Co-Owner and Operator Tony Mogck of Theo’s Toys and Games. Mogck said simple toys almost always outsell complicated ones.

At the 12,000-square-foot Lake Forest Hardware, Card and Gifts in Lake Forest, Ill., Manager Chris Morgan said Melissa and Doug products and Jellycat stuffed animals sell best in their toy section. They strive to carry the best quality gifts such as these brands to serve the surrounding community that aren’t phased by a higher price point. According to Morgan, these brands also sell well because they are well known.
In general, simpler gifts sell best at Lake Forest because customers come in mostly looking for gifts for younger kids, Morgan said.
They couldn’t keep puzzles in stock during the pandemic in their 2,000-square-foot toy section, but nothing will reach the height of pandemic sales, commented Morgan. For a couple of years, they couldn’t keep puzzles in stock. Now, said Morgan, they’re seeing puzzles sales go back to pre-pandemic levels. It’s hard to tell whether this could change, however, he added, since we are just easing out of the pandemic, plus it’s summertime, and the focus is on the outdoor activities of the season. Puzzles for little kids sell more often that the more complex puzzles, Morgan said.
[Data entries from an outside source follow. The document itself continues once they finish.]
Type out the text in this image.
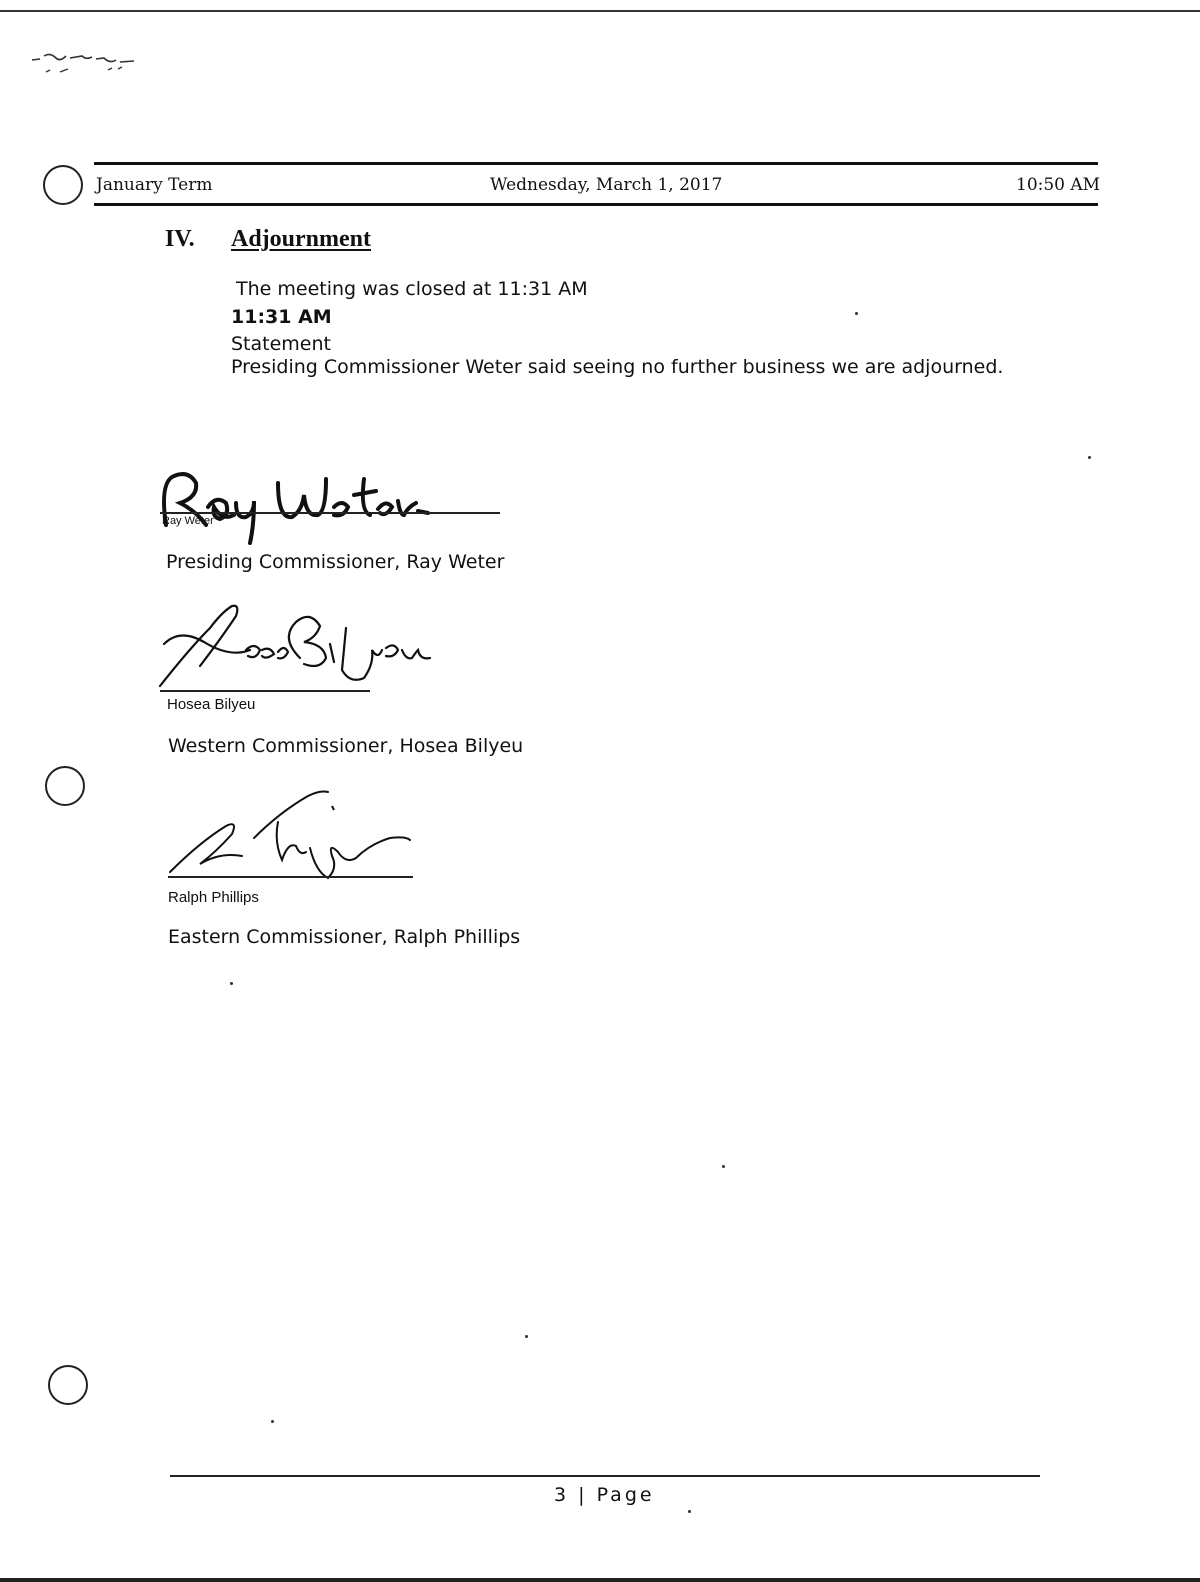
January Term	Wednesday, March 1, 2017	10:50 AM
IV. Adjournment
The meeting was closed at 11:31 AM
11:31 AM
Statement
Presiding Commissioner Weter said seeing no further business we are adjourned.
Ray Weter
Presiding Commissioner, Ray Weter
Hosea Bilyeu
Western Commissioner, Hosea Bilyeu
Ralph Phillips
Eastern Commissioner, Ralph Phillips
3 | Page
Owner/Buyer Elle Dare of Genuine Toy Company in Plymouth, Mich., photographed with displays. The store is known for its realistic and unique stuffed animals, Dare said.

At the approximately 1,000-square-foot Theo’s Toys and Games in Manitou Springs, Colo., Owner and Operator Tony Mogck said their best-sellers tend to be items that people already have a liking for and identify with, such as Star Wars, Harry Potter or Among Us.
When it comes to sales of simple versus complicated toys, Mogck said simple toys almost always outsell complicated ones. “If an adult doesn’t understand the product, they don’t think a child will be able to understand,” he explained.
According to Mogck, while they did boom during the pandemic, puzzles have always been a popular item at the shop.